An oil-producing Guyana must prepare for new security challenges – GMSA President

GMSA President Shyam Nokta
GMSA President Shyam Nokta

Precedent set in other oil-producing developing countries compel Guyana to contemplate the likely impact of the advent of oil as a factor that could exacerbate the country’s crime situation, President of the Guyana Manufacturing & Services Association (GMSA) Shyam Nokta has said.

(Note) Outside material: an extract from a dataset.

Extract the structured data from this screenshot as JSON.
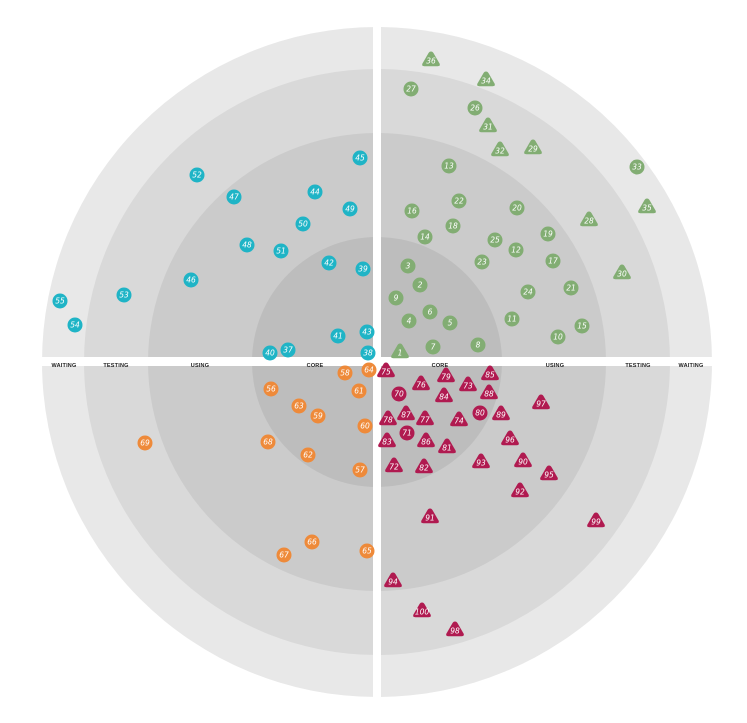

Addressing last Tuesday’s GMSA business luncheon at the Pegasus Hotel, Nokta suggested that there was precedent to suggest that shifts in economic focus occasioned by the emergence of an oil economy could bring about societal changes that could impact on the local crime situation. “Experience from other developing, oil-producing countries, including our neighbours, has shown that shrinkage of the agricultural and manufacturing sectors resulting in loss of jobs and economic opportunities in these sectors impose hardships on large numbers of people, often the poorest members of society…As Guyana moves into this new phase of development it is imperative that we learn from both the good and bad lessons,” Nokta said.

According to Nokta, threats to local and regional national security, not least the security of the business community could also be posed by the impact of ramped-up anti-drugs law enforcement actions targeting cartels in the wider hemisphere. This is forcing some of the big players in the illegal trade to examine ‘softer’ operating locations in the Caribbean, Nokta said.

“There is the view that intra-regional drug trafficking is a main force behind the upsurge in violent crimes in the region. More recently, there have been indications that crackdowns in parts of Central and South America have displaced cartels who are now intentionally moving into the Caribbean”, Nokta told the forum at the Pegasus Hotel. 

“This is not good news. Considering where we are geographically, between suppliers and markets, coupled with the inadequate patrols of our expansive coastline and territorial waters, the Caribbean appears to be swimming against the tide,” Nokta said, adding that the magnitude of the potential challenge meant that “addressing drug-trafficking and the concomitant violent crimes that accompany it cannot be done by any single country or region.”

In a presentation that focused on the nexus between crime and economic development in the region Nokta asserted that crime levels were a key factor in determining the business climate. Contextually, he singled out “small countries”, which he said suffer disproportionately “both from crime which originates within our society and from crime driven by actions many miles from our shores.” At the same time Nokta asserted that while in such an environment “all citizens and businesses are vulnerable…………small businesses are particularly vulnerable as often they do not have the safeguards in place to prevent or detect criminal activity.”

Crime in the region and the ability of the state to provide adequate security for the business sector has been a recurring theme in contemporary public/private sector discourses in the region and on Tuesday Nokta alluded to what he said was the disproportionate suffering being endured by small countries in the region “both from crime which originates within our society and from crime driven by actions many miles from our shores.” The challenge, according to Nokta, was a region-wide one since he contended that while the Caribbean was “still a relatively peaceful region,” it had, “in the last decade or so, seen increasing levels of crime – from murder, armed robbery, kidnapping, organized crime, narco-trafficking and trafficking in persons and in recent times, cyber-crimes.”

And according to Nokta even in the absence of empirical data to show the impact of crime on the local business environment, the issue had “influenced private sector activity, affected livelihoods, families and individuals.” He contended that the issue of the “direct and indirect impacts” of crime on the country’s overall economic development was reflected in the “increasingly larger (budgetary) allocations…being made……..to implement several initiatives,” including, most recently, “the expansion of prisons and modernization of the police force.” Additionally, he asserted that security sector reform had been “a key issue for several years now.”